Особенно понравился ей «Мцыри». Она слушала, забывая обо всём, и шептала про себя отдельные звучные стихи. Я перечитывал ей эту поэму не один раз, но что‑то в ней было для неё тревожно–загадочным и угнетающим. Когда я заканчивал чтение певучих стихов, она долго молчал?, с лихорадочным блеском в глазах и со скорбной обидой в лице.
— Это чего он душу‑то свою сгубил? —упавшим голосом спросила она однажды. — Зачем он опять‑то назад, в темницу свою, воротился? Вырвался на волю и зверей не убоялся… И воля‑то перед ним раздольем открылась… И вот тебе — опять в келье… Знамо, лучше умереть, чем в неволе томиться.
Зная её и чувствуя её тоску, я понимал, что говорила она не о Мцыри, а о себе, о своей судьбе. Как и я сам, она эту поэму о Мцыри никогда не забывала и сжилась с ней на долгие годы. Я же, читая её многократно, выучил всю наизусть. Но стихи Некрасова она слушала тревожно. Как‑то она с грустной досадой сказала:
— Расстраиваюсь я, Федя, от этого чтения: горько да страдно, голодно да холодно… Аль мы это не знаем? Мы, бабы, лучше этого Некрасова умеем вопить да надрываться. А где отрада‑то? Вот Мцыри‑то хоть волю да силу свою почуял, сердце у него голубем забилось… И самой мне хотелось птицей улететь… А этот, Нехрасов-то, только ещё больше тоску наводит…
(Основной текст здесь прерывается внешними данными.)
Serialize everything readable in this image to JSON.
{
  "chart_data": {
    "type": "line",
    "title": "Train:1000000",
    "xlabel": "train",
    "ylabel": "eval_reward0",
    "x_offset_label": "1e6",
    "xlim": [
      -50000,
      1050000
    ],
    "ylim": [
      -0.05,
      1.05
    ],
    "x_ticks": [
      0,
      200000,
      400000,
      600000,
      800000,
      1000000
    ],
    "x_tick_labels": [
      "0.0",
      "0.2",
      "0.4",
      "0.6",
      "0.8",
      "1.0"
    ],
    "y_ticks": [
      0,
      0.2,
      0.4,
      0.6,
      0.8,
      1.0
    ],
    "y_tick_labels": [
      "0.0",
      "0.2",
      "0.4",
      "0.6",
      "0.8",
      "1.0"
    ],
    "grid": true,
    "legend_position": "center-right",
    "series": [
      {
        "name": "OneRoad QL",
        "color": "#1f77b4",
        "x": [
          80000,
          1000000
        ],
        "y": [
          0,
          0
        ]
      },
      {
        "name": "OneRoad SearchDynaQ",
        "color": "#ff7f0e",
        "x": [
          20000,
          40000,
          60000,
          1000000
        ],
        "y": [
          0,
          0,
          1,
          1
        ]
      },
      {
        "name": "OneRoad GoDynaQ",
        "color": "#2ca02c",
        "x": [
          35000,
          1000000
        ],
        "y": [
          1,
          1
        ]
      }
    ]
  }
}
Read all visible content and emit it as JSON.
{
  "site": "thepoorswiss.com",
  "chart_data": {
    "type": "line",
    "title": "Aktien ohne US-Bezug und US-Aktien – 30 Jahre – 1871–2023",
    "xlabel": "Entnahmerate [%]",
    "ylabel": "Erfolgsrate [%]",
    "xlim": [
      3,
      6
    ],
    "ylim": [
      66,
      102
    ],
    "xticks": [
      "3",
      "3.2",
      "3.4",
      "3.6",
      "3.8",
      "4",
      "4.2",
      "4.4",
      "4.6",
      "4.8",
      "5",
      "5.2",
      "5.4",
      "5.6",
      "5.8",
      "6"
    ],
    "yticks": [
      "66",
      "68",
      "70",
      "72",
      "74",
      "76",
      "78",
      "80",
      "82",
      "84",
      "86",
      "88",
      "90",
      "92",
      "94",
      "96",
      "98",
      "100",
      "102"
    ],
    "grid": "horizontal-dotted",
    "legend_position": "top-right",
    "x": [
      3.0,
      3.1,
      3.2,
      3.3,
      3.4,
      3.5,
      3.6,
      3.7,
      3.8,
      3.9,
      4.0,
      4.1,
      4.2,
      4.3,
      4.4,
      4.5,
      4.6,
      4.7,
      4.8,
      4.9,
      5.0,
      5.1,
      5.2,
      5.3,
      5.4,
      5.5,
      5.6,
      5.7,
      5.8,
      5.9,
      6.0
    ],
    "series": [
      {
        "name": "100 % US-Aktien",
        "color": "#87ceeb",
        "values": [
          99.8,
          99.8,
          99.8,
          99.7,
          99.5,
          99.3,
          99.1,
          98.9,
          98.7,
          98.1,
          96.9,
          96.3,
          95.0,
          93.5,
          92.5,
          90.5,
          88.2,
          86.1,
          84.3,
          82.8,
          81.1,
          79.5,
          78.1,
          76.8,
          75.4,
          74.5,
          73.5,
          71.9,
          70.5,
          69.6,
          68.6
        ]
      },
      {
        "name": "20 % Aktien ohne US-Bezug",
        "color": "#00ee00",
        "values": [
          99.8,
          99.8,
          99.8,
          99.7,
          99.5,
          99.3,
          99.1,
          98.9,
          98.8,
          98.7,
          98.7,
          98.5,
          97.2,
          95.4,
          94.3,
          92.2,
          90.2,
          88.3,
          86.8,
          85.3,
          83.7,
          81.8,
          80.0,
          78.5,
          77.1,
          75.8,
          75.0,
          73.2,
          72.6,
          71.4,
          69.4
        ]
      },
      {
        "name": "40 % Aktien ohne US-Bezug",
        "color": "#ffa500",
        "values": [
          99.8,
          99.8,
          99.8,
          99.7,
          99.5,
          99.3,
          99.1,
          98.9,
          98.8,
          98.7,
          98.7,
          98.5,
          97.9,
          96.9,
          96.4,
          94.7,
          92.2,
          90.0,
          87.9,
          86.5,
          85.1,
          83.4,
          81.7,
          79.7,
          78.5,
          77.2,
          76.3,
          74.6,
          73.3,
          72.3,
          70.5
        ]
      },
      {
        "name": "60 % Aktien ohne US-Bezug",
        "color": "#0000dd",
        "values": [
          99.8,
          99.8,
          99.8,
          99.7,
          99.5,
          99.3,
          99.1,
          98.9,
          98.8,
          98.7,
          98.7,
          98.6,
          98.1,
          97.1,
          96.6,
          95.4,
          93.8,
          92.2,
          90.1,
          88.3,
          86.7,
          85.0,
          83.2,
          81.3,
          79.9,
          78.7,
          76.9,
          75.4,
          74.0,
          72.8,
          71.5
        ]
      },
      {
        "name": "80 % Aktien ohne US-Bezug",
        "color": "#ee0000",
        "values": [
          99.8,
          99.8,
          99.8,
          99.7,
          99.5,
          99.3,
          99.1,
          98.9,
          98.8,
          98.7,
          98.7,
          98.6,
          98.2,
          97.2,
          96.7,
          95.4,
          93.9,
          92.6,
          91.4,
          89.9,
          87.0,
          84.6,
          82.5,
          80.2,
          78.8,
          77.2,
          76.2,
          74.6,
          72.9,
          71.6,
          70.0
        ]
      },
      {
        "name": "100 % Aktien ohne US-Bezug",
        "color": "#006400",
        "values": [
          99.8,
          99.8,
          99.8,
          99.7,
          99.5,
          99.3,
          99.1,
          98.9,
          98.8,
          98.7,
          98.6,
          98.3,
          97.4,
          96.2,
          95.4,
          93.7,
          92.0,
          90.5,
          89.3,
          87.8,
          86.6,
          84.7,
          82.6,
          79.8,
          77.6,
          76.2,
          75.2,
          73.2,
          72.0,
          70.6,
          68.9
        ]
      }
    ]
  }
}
К рождеству она, хоть и с запинками, читала мои книжки, но быстро уставала. Мне ясно было, что она решила побороть эту трудность и добиться такой же бойкости и лёгкости в чтении, какой обладал я. Но я не мог понять, почему она артачилась и нервничала, когда я клал перед нею на столе свою школьную тетрадку и карандаш. В глазах её трепетал страх, она прятала руки и отодвигалась на край стола, словно видела в этой простой тетрадке и карандаше что‑то зловещее. Однажды я разозлился и закричал на неё. Она побледнела и застыла с мольбой в глазах. В эту минуту мне даже почудилось, что в чулане кто‑то со вздохом завозился, а по сумеречной комнате прозрачно проплыли тени. Я вспомнил, как бабушка Наталья разговаривала со своим домовым, и сам застыл от смутного ужаса. Но тогда я уже не верил ни в домовых, ни в чертей, ни в привидения — всё это первобытное и детское суеверие вытравили труженики ватаги, которые сами отвечали за себя и не боялись не только бога, но и нечистой силы кровососов–хозяев. Гриша, Харитон, Прасковья, Карп Ильич казались мне сильнее всяких чертей, а Иван Буяныч повелевал и морем. И мне уже смешно было представлять себе этих деревенских чертей с козлиными рогами и копытами, как бродячих голодных собак. Но мать невольно заразила меня странной тревогой и предчувствием какой‑то беды. Так мы, онемевшие, смотрели друг на друга и прислушивались неизвестно к чему. В её расширенных зрачках я уловил давно знакомую мне тьму, которую я уже привык не замечать. Эти волны душевных её переживаний были для меня непонятны, как тайна, и я чувствовал, что она в эти мгновения и видит и знает что‑то непостижимое, чего ни я и никто не увидит и не узнает.